L'avertissement devait être entendu, mais il faudra cinquante heures de négociations effectives aux neuf ministres de la Communauté pour parvenir enfin à un compromis sur les prix. Ce sera le plus long marathon que la CEE aura connu. Après avoir frôlé la rupture, à plusieurs reprises les concessions acceptées par les Neuf débouchent sur un compromis coûteux et qui ne satisfait chacun qu'à demi.

En France, les porte-parole de l'agriculture expriment eux aussi une satisfaction nuancée : satisfaction (peut-être un peu exagérée) qu'affiche Michel Debatisse, le président de la FNSEA, et regrets (également exagérés) de Pierre Collet, président des chambres d'agriculture.

La viande bovine voit son prix d'orientation relevé de 10,5 % alors que la France réclamait 15 % ; le prix indicatif du lait est majoré de 5,5 % contre 8,5 % espérés et les prix des céréales augmentent en moyenne de 1 %, etc.

Au cours des semaines qui suivent les négociations de Luxembourg, on observe deux types de réactions : en France, les agriculteurs étayent leurs dossiers par type de production, afin d'obtenir, lors du rendez-vous annuel gouvernement-agriculteurs prévu à l'hôtel Matignon avec Pierre Messmer, le 3 juillet 1973, des rattrapages nationaux aux insuffisances du compromis communautaire.

À Bruxelles, la Commission, à la demande de plusieurs pays membres, étudie les moyens d'améliorer le fonctionnement des mécanismes communautaires et surtout de prévoir, pour l'an prochain, un calendrier de négociations plus étalé pour la fixation des prix communautaires, de telle sorte que soit supprimé le forcing du marathon annuel.
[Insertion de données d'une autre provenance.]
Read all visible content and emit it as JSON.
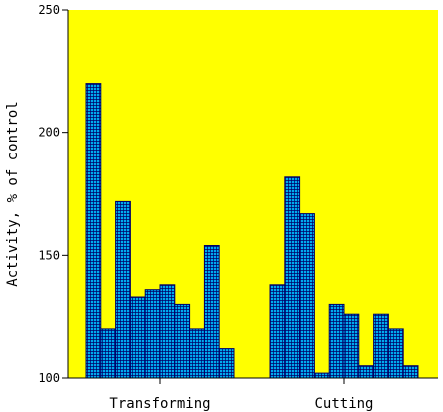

Pas assez de viande, trop de lait

Pour près de 6 millions de Français vivant de l'agriculture – soit 1,5 million d'exploitants agricoles et leur famille –, l'année 1972 s'est révélée exceptionnelle dans la mesure où le résultat brut d'exploitation, en valeur réelle, a augmenté en moyenne de 12,8 % (moyenne des années précédentes 4,2 %). L'élevage, cependant, demeure une préoccupation dominante.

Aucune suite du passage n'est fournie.